How coral reefs might survive climate change

Warming waters are killing some of the world’s most spectacular coral, but scientists are scrambling to protect vulnerable areas and develop hardier species.

Opal Reef, part of Australia’s Great Barrier Reef, was damaged when ocean temperatures spiked in 2016 and 2017. “The once colorful coral was a gray ruin and all but dead—a skeletal statue created by climate change,” says David Doubilet. To document how climate change affects reefs, he and Jennifer Hayes returned to some of the most stunning corals they’d previously photographed.

The divers shrieked into their regulators, arms and legs flailing in delight. It was August 2020. Thirteen feet down on a reef in the Florida Keys, marine biologist Hanna Koch and her colleagues from the Mote Marine Laboratory & Aquarium had been hovering, waiting.
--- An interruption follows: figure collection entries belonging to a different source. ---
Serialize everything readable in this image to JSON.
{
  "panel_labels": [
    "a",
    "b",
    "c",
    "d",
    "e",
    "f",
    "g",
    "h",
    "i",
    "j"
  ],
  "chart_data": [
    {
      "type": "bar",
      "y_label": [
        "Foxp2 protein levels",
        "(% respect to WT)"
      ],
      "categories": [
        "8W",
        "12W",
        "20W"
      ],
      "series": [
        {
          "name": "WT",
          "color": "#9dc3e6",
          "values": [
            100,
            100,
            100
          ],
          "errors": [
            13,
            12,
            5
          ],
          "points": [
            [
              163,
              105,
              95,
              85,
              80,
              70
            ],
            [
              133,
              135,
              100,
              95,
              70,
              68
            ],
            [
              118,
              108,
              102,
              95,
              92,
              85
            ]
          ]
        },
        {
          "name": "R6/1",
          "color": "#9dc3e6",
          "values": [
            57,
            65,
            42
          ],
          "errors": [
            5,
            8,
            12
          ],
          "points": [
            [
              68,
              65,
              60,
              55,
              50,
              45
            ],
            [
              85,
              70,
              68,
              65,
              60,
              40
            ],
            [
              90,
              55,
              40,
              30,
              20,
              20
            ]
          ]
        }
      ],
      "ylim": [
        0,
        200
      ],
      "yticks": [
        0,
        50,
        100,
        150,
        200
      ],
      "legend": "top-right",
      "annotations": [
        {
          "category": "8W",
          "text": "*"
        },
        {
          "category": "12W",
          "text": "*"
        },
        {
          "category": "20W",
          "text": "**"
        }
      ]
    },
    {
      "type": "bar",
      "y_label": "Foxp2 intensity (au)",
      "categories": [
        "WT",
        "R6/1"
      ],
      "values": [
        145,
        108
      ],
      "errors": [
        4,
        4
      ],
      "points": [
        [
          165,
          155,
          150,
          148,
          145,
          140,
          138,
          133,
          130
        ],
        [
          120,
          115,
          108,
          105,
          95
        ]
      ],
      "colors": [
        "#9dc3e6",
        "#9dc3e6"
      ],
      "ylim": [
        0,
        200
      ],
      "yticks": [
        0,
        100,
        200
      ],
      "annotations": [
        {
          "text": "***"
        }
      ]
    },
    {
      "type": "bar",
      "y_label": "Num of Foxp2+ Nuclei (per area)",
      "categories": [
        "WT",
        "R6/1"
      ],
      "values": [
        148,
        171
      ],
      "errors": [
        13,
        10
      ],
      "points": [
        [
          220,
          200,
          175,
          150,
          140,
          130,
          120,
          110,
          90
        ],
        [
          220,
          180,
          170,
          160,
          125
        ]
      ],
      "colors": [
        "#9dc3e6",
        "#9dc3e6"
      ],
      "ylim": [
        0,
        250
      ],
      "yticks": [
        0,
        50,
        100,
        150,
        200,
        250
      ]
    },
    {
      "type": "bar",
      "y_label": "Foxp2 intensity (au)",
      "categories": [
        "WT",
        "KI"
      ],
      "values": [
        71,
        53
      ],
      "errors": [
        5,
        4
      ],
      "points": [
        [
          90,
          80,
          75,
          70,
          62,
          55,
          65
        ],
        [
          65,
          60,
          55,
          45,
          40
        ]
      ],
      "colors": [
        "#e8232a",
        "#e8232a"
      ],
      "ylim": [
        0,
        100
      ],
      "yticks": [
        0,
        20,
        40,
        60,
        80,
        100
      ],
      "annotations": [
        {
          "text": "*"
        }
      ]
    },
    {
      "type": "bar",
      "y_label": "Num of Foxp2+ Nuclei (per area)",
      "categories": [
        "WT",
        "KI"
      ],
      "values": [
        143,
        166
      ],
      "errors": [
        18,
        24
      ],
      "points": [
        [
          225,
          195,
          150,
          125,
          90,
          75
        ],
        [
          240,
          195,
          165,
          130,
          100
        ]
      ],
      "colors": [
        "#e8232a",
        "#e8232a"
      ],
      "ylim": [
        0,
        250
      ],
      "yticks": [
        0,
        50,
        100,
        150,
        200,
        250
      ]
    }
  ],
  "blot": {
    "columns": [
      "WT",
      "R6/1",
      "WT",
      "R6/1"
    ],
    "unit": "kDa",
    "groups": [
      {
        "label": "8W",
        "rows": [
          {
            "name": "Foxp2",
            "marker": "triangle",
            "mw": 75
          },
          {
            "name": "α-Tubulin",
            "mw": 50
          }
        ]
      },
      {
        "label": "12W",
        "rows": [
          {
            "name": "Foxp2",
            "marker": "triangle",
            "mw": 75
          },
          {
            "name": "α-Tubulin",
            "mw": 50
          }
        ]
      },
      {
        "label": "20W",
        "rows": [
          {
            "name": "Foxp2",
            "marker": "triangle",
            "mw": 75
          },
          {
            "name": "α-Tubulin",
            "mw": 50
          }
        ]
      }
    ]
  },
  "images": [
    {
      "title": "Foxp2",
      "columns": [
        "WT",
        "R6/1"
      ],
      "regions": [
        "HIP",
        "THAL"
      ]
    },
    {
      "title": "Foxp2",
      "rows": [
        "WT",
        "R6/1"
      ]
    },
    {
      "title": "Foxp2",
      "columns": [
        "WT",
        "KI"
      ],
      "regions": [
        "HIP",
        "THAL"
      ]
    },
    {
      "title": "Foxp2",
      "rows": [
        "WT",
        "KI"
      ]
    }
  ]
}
Just before midnight, in a silent explosion from coral all along the reef, tiny pinkish orange bundles of sperm and eggs began to rise, speckling the sea with a pointillist eruption of life.

The team’s happy dance set off electric blue sparkles from the bioluminescent organisms in the sea around them. “It looked like we’d created our own fireworks,” Koch says. “It was beautiful.”

This sudden flurry is how many reef-building corals typically reproduce—usually once a year on a summer night a few days after a full moon. Cued by the lunar cycle, water temperature, and day length, coral species across Florida’s reefs simultaneously release trillions of sperm and millions of eggs; it’s a frenzy that boosts genetic diversity and ensures some small percentage of eggs will be fertilized, settle onto the reef as larvae, and seed the next generation.